On the other hand, there is a darker possibility. Treasury markets are already grappling with massive government borrowing requirements under Trump’s fiscal agenda. If accelerated QT collides with heavy debt issuance, investors could begin demanding significantly higher yields to absorb the supply.
That would raise borrowing costs across the economy and potentially revive concerns over the long-term sustainability of US public finances. The dollar’s “safe haven” status looks less secure if investors begin questioning Washington’s fiscal trajectory at the same time the Fed is stepping back as a major bond buyer. A shift to QT would need a deft touch to get the balance right.
Warsh also appears eager to reshape how the Fed communicates. He has criticised the modern obsession with forward guidance — the practice of heavily signalling future rate intentions.
Supporters of that shift argue central banks have become trapped by their own messaging, creating hypersensitive markets addicted to parsing every sentence from policymakers.
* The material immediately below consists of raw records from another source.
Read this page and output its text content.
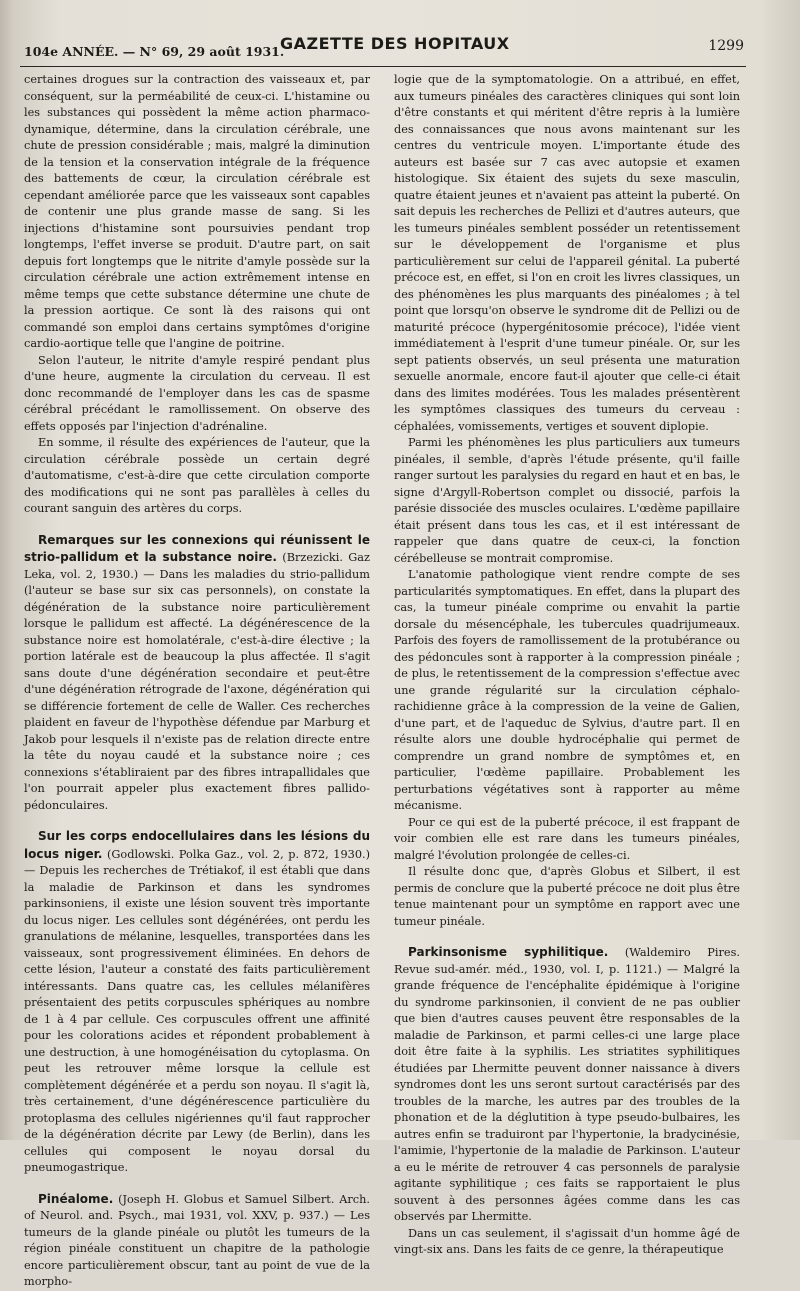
104e ANNÉE. — N° 69, 29 août 1931.
GAZETTE DES HOPITAUX	1299

certaines drogues sur la contraction des vaisseaux et, par conséquent, sur la perméabilité de ceux-ci. L'histamine ou les substances qui possèdent la même action pharmaco-dynamique, détermine, dans la circulation cérébrale, une chute de pression considérable ; mais, malgré la diminution de la tension et la conservation intégrale de la fréquence des battements de cœur, la circulation cérébrale est cependant améliorée parce que les vaisseaux sont capables de contenir une plus grande masse de sang. Si les injections d'histamine sont poursuivies pendant trop longtemps, l'effet inverse se produit. D'autre part, on sait depuis fort longtemps que le nitrite d'amyle possède sur la circulation cérébrale une action extrêmement intense en même temps que cette substance détermine une chute de la pression aortique. Ce sont là des raisons qui ont commandé son emploi dans certains symptômes d'origine cardio-aortique telle que l'angine de poitrine.

Selon l'auteur, le nitrite d'amyle respiré pendant plus d'une heure, augmente la circulation du cerveau. Il est donc recommandé de l'employer dans les cas de spasme cérébral précédant le ramollissement. On observe des effets opposés par l'injection d'adrénaline.

En somme, il résulte des expériences de l'auteur, que la circulation cérébrale possède un certain degré d'automatisme, c'est-à-dire que cette circulation comporte des modifications qui ne sont pas parallèles à celles du courant sanguin des artères du corps.

Remarques sur les connexions qui réunissent le strio-pallidum et la substance noire. (Brzezicki. Gaz Leka, vol. 2, 1930.) — Dans les maladies du strio-pallidum (l'auteur se base sur six cas personnels), on constate la dégénération de la substance noire particulièrement lorsque le pallidum est affecté. La dégénérescence de la substance noire est homolatérale, c'est-à-dire élective ; la portion latérale est de beaucoup la plus affectée. Il s'agit sans doute d'une dégénération secondaire et peut-être d'une dégénération rétrograde de l'axone, dégénération qui se différencie fortement de celle de Waller. Ces recherches plaident en faveur de l'hypothèse défendue par Marburg et Jakob pour lesquels il n'existe pas de relation directe entre la tête du noyau caudé et la substance noire ; ces connexions s'établiraient par des fibres intrapallidales que l'on pourrait appeler plus exactement fibres pallido-pédonculaires.

Sur les corps endocellulaires dans les lésions du locus niger. (Godlowski. Polka Gaz., vol. 2, p. 872, 1930.) — Depuis les recherches de Trétiakof, il est établi que dans la maladie de Parkinson et dans les syndromes parkinsoniens, il existe une lésion souvent très importante du locus niger. Les cellules sont dégénérées, ont perdu les granulations de mélanine, lesquelles, transportées dans les vaisseaux, sont progressivement éliminées. En dehors de cette lésion, l'auteur a constaté des faits particulièrement intéressants. Dans quatre cas, les cellules mélanifères présentaient des petits corpuscules sphériques au nombre de 1 à 4 par cellule. Ces corpuscules offrent une affinité pour les colorations acides et répondent probablement à une destruction, à une homogénéisation du cytoplasma. On peut les retrouver même lorsque la cellule est complètement dégénérée et a perdu son noyau. Il s'agit là, très certainement, d'une dégénérescence particulière du protoplasma des cellules nigériennes qu'il faut rapprocher de la dégénération décrite par Lewy (de Berlin), dans les cellules qui composent le noyau dorsal du pneumogastrique.

Pinéalome. (Joseph H. Globus et Samuel Silbert. Arch. of Neurol. and. Psych., mai 1931, vol. XXV, p. 937.) — Les tumeurs de la glande pinéale ou plutôt les tumeurs de la région pinéale constituent un chapitre de la pathologie encore particulièrement obscur, tant au point de vue de la morpho-

logie que de la symptomatologie. On a attribué, en effet, aux tumeurs pinéales des caractères cliniques qui sont loin d'être constants et qui méritent d'être repris à la lumière des connaissances que nous avons maintenant sur les centres du ventricule moyen. L'importante étude des auteurs est basée sur 7 cas avec autopsie et examen histologique. Six étaient des sujets du sexe masculin, quatre étaient jeunes et n'avaient pas atteint la puberté. On sait depuis les recherches de Pellizi et d'autres auteurs, que les tumeurs pinéales semblent posséder un retentissement sur le développement de l'organisme et plus particulièrement sur celui de l'appareil génital. La puberté précoce est, en effet, si l'on en croit les livres classiques, un des phénomènes les plus marquants des pinéalomes ; à tel point que lorsqu'on observe le syndrome dit de Pellizi ou de maturité précoce (hypergénitosomie précoce), l'idée vient immédiatement à l'esprit d'une tumeur pinéale. Or, sur les sept patients observés, un seul présenta une maturation sexuelle anormale, encore faut-il ajouter que celle-ci était dans des limites modérées. Tous les malades présentèrent les symptômes classiques des tumeurs du cerveau : céphalées, vomissements, vertiges et souvent diplopie.

Parmi les phénomènes les plus particuliers aux tumeurs pinéales, il semble, d'après l'étude présente, qu'il faille ranger surtout les paralysies du regard en haut et en bas, le signe d'Argyll-Robertson complet ou dissocié, parfois la parésie dissociée des muscles oculaires. L'œdème papillaire était présent dans tous les cas, et il est intéressant de rappeler que dans quatre de ceux-ci, la fonction cérébelleuse se montrait compromise.

L'anatomie pathologique vient rendre compte de ses particularités symptomatiques. En effet, dans la plupart des cas, la tumeur pinéale comprime ou envahit la partie dorsale du mésencéphale, les tubercules quadrijumeaux. Parfois des foyers de ramollissement de la protubérance ou des pédoncules sont à rapporter à la compression pinéale ; de plus, le retentissement de la compression s'effectue avec une grande régularité sur la circulation céphalo-rachidienne grâce à la compression de la veine de Galien, d'une part, et de l'aqueduc de Sylvius, d'autre part. Il en résulte alors une double hydrocéphalie qui permet de comprendre un grand nombre de symptômes et, en particulier, l'œdème papillaire. Probablement les perturbations végétatives sont à rapporter au même mécanisme.

Pour ce qui est de la puberté précoce, il est frappant de voir combien elle est rare dans les tumeurs pinéales, malgré l'évolution prolongée de celles-ci.

Il résulte donc que, d'après Globus et Silbert, il est permis de conclure que la puberté précoce ne doit plus être tenue maintenant pour un symptôme en rapport avec une tumeur pinéale.

Parkinsonisme syphilitique. (Waldemiro Pires. Revue sud-amér. méd., 1930, vol. I, p. 1121.) — Malgré la grande fréquence de l'encéphalite épidémique à l'origine du syndrome parkinsonien, il convient de ne pas oublier que bien d'autres causes peuvent être responsables de la maladie de Parkinson, et parmi celles-ci une large place doit être faite à la syphilis. Les striatites syphilitiques étudiées par Lhermitte peuvent donner naissance à divers syndromes dont les uns seront surtout caractérisés par des troubles de la marche, les autres par des troubles de la phonation et de la déglutition à type pseudo-bulbaires, les autres enfin se traduiront par l'hypertonie, la bradycinésie, l'amimie, l'hypertonie de la maladie de Parkinson. L'auteur a eu le mérite de retrouver 4 cas personnels de paralysie agitante syphilitique ; ces faits se rapportaient le plus souvent à des personnes âgées comme dans les cas observés par Lhermitte.

Dans un cas seulement, il s'agissait d'un homme âgé de vingt-six ans. Dans les faits de ce genre, la thérapeutique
Critics counter that reducing transparency risks increasing volatility and uncertainty rather than reducing it.
Both sides have a point, but the danger for Warsh is that trying to restore flexibility could instead create confusion at precisely the moment investors are already nervous about political influence over the institution.
Ultimately, however, the most important thing for the dollar may be what does not happen.
If markets conclude that the Fed remains broadly independent, that the committee still constrains the Chair, and that monetary policy will continue to respond primarily to economic data rather than presidential pressure, much of the initial anxiety surrounding Warsh’s appointment could fade.
In fact, merely avoiding the worst-case scenario — a visibly politicised Fed engineering premature rate cuts — may itself restore confidence in US assets.
For all the drama surrounding the appointment, the dollar’s future under Warsh may depend less on ideological revolution than on institutional resistance. The Fed does not need to look perfect. It simply needs to look stronger than the politics surrounding it.